Microsoft To Make Its AI Search Code Available To Developers

Microsoft To Make Its AI Search Code Available To Developers

by  @lauriesullivan, May 16, 2019

Microsoft has made one of the most advanced AI tools available to anyone as an open-source project on GitHub. It also this week released examples of techniques used, and a video for those tools on Microsoft’s AI lab.

Microsoft To Make Its AI Search Code Available To Developers | DeviceDaily.com

The algorithm, Space Partition Tree And Graph (SPTAG), allows users to take advantage of the intelligence from deep-learning models to search through billions of pieces of information, called vectors, in milliseconds, according to Charlie Waldburger, a business and technology writer for Microsoft.

Microsoft began using vectors for better search, which searches by the concept rather than the keywords, as a way to solve numerous challenges emerging from the evolution of search. Vectors rely on a deep-learning algorithm that Microsoft calls an approximate nearest neighbor.

Using keyword matching — especially as voice search emerges — to query words would not find the movie title “Rocky IV,” for example, because most people would search verbally on the number “4″ by saying “Rocky four” rather than searching on the Roman numeral. 

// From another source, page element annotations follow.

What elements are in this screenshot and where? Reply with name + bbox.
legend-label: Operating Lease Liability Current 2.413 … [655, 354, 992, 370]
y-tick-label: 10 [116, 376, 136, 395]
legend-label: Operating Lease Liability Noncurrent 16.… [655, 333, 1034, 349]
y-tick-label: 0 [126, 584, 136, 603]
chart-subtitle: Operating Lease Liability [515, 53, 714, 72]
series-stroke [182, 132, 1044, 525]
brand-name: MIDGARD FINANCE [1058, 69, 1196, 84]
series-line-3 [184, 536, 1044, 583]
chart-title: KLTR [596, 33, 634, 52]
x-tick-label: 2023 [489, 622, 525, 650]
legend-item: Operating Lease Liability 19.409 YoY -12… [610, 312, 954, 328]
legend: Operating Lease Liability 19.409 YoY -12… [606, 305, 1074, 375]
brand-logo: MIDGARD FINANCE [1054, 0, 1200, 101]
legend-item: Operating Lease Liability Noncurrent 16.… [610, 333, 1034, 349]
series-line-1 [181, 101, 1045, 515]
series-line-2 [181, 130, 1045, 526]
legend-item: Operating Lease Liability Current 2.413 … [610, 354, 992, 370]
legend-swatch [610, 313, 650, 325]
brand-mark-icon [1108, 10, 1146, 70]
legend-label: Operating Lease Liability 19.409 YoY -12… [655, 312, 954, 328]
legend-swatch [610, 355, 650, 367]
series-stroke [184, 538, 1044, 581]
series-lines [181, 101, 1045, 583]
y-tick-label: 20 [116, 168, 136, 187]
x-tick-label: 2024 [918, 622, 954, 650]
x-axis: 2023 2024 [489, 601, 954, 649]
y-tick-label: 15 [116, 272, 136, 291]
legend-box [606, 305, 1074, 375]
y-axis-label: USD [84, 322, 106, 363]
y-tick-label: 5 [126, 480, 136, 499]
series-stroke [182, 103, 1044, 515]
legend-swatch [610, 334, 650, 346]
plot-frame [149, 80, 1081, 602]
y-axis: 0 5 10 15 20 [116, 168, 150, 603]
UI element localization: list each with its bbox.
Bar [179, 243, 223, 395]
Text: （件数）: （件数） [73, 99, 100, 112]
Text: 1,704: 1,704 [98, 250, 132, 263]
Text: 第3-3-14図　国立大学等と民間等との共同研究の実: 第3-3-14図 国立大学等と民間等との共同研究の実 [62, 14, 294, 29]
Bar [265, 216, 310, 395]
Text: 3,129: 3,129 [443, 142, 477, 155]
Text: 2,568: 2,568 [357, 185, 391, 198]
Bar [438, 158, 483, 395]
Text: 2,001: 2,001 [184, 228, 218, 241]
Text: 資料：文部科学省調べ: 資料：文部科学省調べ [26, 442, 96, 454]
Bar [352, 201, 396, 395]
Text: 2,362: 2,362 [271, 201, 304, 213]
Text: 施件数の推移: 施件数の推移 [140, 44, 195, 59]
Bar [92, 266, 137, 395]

But there are other challenges with words that have more than one meaning. For example, the keyword “bank” might refer to a financial bank or a riverbank. The query must have context for the search to become successful. 

Citing Rangan Majumder, group program manager on Microsoft’s Bing search and AI team, Waldburger puts the change into perspective. He writes that a stack of 150 billion business cards might stretch from Earth to the Moon. Instantly, Bing’s search using SPTAG can find 10 different business cards one after another within that stack of cards.

“If we give it to the community, other people can use it and build their own search around vectors search,” Majumder explains in a video. “If we give it to the community, maybe they will contribute back.”

Majumder hopes researchers and academics will use the code to explore other areas of search.